By Dan Bodine
Hee, hee! The old “Fools rush in…” meme was written especially for certain wild-eyed, yáhoo gardeners in the weather-change region of U.S. Desert Southwest — who grasp packets of plant seeds in early January in their makeshift greenhouses — shiny packets they got at a variety store month or so earlier, foolishly looking at a new, promising garden-year ahead. Oblivious to lessons of this region’s short springs.
Most of us are cognizant of those lessons, yes — it being but a tiny, largely suppressed awareness at this time, a flimsy reality, muted by a large Spring’s-a-coming excitement (as we carefully deposit seeds, say, into small potting containers).
The Real Reality of rooting seeds, though, in the Desert Southwest is a short spring that’s ahead of us in this zone, which usually means transplanting failures almost certainly lie ahead for us — when starting this late! But we didn’t listen to that tiny voice, though.
So…Hee, hee, fast-forward quickly now, Jethro! We’ve moved into the ground outdoors. The transplanted, tender roots on these new plants will not have sufficient time to “harden” enough — as protection against oncoming heat and drought they’re facing, even that barrelling down on ’em now already, with tomorrow predicted to be 98!
Say what, again!?
Jethro, my dear sidekick alter-ego, listen up! You know I’m talking to you!
Back in January, Tonto, there really wasn’t enough time left to root seedlings over the next couple of months (…ahem, Jethro, those we just got in the ground a few days ago, remember), for them to harden off — e.g., additional time needed outdoors once planted, to allow 2-3 weeks at least to acclimate, harden their roots some, before this oncoming heat assaults and destroys ’em! Entende?
In short, this short spring we’ve just had is just another of the bad quirks of living in the otherwise wonderful Desert Southwest! And it adversely affects us ol’ sleepy gardeners and our would-be plants! Capisce?
This compressed activity — e.g. growing plants to die — almost is like a discreet, annual ritual once sobriety sets into many people soon after the holidays, if truth be known. Or when clear-headedness rediscovers you, say, advising that the Holiday Season is over, finally.
Not long afterward, of course, it becomes an I-gotta-do-this-thing feeling, the first of a long line of wannabe spiritual payments to the Christmas Season’s passage, say, for which for various reasons has left you spiritually indebted — and you having dragged them over from the old year into this a New Year.
By gawd I’ll create a beautiful world for God! is the usual yáhoo initial response!
And it’s done unaware — or unmindful of, rather — that this sudden burst of energy to manifest God’s splendor in your own little back garden (surreptitiously for repentance), is the same ol’ song-‘n-dance routine that springs up in your throat almost every January like this:
Oh these seeds, I wanna Grow, I wanna Grow!

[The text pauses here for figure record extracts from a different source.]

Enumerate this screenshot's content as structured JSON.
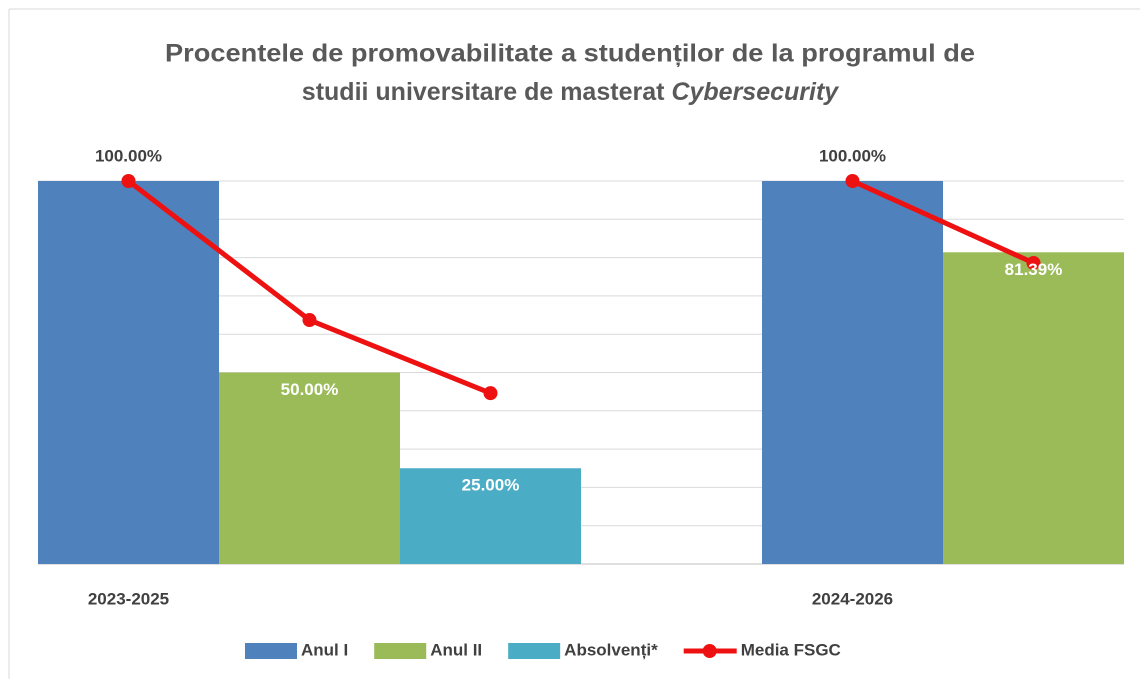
{
  "chart_data": {
    "type": "bar",
    "title": [
      "Procentele de promovabilitate a studenților de la programul de",
      "studii universitare de masterat"
    ],
    "title_italic": "Cybersecurity",
    "categories": [
      "2023-2025",
      "2024-2026"
    ],
    "series": [
      {
        "name": "Anul I",
        "color": "#4f81bd",
        "values": [
          100,
          100
        ],
        "value_labels": [
          "100.00%",
          "100.00%"
        ]
      },
      {
        "name": "Anul II",
        "color": "#9bbb59",
        "values": [
          50,
          81.39
        ],
        "value_labels": [
          "50.00%",
          "81.39%"
        ]
      },
      {
        "name": "Absolvenți*",
        "color": "#4bacc6",
        "values": [
          25,
          null
        ],
        "value_labels": [
          "25.00%",
          null
        ]
      }
    ],
    "line": {
      "name": "Media FSGC",
      "color": "#ee1111",
      "values": [
        [
          100,
          63.7,
          44.6
        ],
        [
          100,
          78.6,
          null
        ]
      ]
    },
    "ylim": [
      0,
      100
    ],
    "yticks": [
      0,
      10,
      20,
      30,
      40,
      50,
      60,
      70,
      80,
      90,
      100
    ],
    "grid": true,
    "legend": "bottom"
  }
}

Forget the fact you should’ve started earlier — during the Christmas rush, say! For 8-10 weeks later in the Desert Southwest, with temperatures in El Paso suddenly mid to upper 90s already now, i.e. — you’ve realized your foolishness!

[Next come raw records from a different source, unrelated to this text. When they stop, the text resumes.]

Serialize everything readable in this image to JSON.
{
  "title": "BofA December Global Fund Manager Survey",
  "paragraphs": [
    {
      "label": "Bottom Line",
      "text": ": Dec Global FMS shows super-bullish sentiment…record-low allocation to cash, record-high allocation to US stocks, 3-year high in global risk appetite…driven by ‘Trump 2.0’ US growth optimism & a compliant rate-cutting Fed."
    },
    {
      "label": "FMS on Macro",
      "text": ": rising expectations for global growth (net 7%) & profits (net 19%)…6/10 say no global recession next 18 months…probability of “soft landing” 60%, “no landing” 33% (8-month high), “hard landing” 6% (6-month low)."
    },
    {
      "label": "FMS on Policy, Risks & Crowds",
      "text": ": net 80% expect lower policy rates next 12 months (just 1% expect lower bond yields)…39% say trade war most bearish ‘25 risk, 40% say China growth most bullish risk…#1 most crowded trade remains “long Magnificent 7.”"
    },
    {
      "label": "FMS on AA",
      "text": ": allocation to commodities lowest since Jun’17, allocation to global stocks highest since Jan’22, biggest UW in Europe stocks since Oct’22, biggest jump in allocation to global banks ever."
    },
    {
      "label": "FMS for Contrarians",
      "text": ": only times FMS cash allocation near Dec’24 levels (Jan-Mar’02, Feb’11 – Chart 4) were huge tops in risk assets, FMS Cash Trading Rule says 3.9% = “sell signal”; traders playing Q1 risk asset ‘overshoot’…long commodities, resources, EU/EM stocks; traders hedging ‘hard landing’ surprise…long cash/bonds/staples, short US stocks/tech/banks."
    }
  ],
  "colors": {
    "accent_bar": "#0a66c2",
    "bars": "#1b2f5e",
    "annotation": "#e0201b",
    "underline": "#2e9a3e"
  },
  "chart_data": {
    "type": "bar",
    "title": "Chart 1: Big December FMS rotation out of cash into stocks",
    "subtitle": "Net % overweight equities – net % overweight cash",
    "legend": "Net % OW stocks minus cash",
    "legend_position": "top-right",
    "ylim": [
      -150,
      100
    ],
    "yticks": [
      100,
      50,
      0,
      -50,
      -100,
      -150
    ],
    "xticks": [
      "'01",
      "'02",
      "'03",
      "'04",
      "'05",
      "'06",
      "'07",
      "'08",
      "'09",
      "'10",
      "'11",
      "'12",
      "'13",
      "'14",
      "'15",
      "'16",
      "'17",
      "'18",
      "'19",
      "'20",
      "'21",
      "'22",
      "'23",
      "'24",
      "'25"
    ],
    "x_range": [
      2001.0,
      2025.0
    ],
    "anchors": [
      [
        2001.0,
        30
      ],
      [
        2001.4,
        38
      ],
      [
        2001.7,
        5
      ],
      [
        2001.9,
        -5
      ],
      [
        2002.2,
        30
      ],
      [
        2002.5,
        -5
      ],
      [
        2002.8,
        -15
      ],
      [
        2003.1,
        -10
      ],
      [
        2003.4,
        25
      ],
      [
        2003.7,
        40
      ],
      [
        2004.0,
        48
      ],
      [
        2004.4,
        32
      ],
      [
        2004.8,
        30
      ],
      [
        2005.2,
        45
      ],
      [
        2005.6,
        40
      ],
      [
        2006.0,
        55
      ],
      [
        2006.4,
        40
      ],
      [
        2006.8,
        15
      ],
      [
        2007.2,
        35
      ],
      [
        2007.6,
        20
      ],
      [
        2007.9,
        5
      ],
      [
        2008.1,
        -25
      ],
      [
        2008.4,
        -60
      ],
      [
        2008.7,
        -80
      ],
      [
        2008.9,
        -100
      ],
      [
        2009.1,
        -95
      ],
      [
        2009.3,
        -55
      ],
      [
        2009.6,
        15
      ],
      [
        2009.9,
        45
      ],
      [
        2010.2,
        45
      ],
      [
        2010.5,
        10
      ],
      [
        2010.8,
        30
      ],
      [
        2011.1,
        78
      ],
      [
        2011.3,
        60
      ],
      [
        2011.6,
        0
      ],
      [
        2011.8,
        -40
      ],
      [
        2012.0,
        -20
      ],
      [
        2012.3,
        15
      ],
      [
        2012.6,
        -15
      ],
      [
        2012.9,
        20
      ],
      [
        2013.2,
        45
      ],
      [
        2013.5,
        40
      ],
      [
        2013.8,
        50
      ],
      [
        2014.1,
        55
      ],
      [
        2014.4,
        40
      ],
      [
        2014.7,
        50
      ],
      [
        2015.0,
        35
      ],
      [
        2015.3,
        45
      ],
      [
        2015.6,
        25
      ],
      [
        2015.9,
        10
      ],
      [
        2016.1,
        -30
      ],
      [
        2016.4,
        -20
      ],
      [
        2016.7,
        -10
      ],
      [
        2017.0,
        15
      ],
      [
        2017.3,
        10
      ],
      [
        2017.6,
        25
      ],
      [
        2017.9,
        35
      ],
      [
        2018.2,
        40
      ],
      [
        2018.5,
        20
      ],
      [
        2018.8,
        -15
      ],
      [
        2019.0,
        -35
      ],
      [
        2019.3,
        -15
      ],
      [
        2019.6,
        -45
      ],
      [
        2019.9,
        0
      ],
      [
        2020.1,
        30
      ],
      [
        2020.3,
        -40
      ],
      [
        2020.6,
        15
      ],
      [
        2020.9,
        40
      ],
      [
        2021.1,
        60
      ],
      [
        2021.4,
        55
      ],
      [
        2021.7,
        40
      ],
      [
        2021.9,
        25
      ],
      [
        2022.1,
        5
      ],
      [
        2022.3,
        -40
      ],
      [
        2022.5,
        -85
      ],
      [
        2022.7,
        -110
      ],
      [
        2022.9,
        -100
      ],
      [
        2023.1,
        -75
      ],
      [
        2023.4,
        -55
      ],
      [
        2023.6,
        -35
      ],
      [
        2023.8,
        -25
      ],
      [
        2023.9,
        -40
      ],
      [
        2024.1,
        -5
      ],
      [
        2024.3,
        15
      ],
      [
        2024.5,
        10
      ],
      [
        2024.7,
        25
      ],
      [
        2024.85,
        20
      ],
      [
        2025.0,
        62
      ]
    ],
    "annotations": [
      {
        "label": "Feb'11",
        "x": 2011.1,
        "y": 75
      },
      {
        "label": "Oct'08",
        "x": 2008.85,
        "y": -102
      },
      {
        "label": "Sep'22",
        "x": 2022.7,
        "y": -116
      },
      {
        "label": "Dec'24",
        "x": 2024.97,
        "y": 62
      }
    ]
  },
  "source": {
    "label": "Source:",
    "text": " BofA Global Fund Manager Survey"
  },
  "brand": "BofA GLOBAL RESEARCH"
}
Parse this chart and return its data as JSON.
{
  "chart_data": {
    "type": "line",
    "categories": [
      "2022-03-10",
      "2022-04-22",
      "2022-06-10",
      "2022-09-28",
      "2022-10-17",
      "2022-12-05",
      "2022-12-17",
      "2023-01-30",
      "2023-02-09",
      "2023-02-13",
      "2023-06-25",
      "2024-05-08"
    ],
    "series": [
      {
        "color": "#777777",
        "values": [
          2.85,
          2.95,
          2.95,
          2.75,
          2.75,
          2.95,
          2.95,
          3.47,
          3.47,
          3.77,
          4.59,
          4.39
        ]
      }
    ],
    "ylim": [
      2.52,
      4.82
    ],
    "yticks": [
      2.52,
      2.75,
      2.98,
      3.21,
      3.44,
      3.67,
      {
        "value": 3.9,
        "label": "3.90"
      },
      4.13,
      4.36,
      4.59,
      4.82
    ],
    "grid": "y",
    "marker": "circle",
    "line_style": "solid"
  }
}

The song’s the same, but it’s a different verse:
But seems just yesterday there was Snow, Snow!
Cold weather of mid to late February or early March in El Paso Tx.’s mountains quickly changes to simmering heat by early May — meaning recently set-out bedding plants (from my unofficial calculations) have less than 20% chance of surviving even this month — much less the hot heat of June, July, and August! OK?

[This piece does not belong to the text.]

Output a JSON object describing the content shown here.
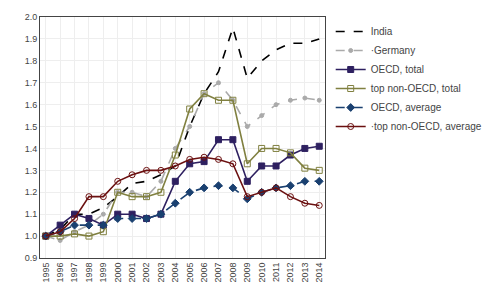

This realization that’s begun like an ol’ worm turning over in your stomach, springs quickly to your throat. And then you see the situation you’re in. And, of course, panic strikes! You started your seeds too damn late again!
“There’s no shade anywhere to set these little plants — to protect ’em?!?” is your first thought.
And then, for me, routinely it’s clearly time to lash out at that separate, alter-ego urchin inside, and git that blame offa ‘ya! So…
“And you’ve adopted these plants ’til death-do-us-part, right, Jethro Bonehead Bodeen?!”
Maybe you’re not even aware you’re grilling yourself — scrambling to deflect wasted time and effort of growing young, tender plants (to then kill ’em) onto this alter ego — for panic of what mid-to-late May heat actually means has set in on you, big-time.
Jethro, that low-down scoundrel, is slower than thick molasses usually — but, too, I know full-well he’ll throw the first thing back at you that comes to his mind. I was almost to the point of even regretting I’d asked the question this time when he hurled this back at me:
“Well, what else can ‘ya expect from a greenhorn flatlander!?? Huh? … Next year, we’ll get ’em, right!!!”
“Uh…Not so fast!… Let’s see how much of ’em we can save.”
“Oh! …This again; this year, too, huh…?”
And thus the new Garden Year begins! Have a good one everyone!
NOTE TO SUBSCRIBERS: Apologies for not having posted more, dear readers! Health problems continue, of course. But I’m a long way from next-in-line yet, I feel, with this disease. So with the hard part of gardening tapering off, look for more of me on the writing end in coming months. And thanks, again, for being here!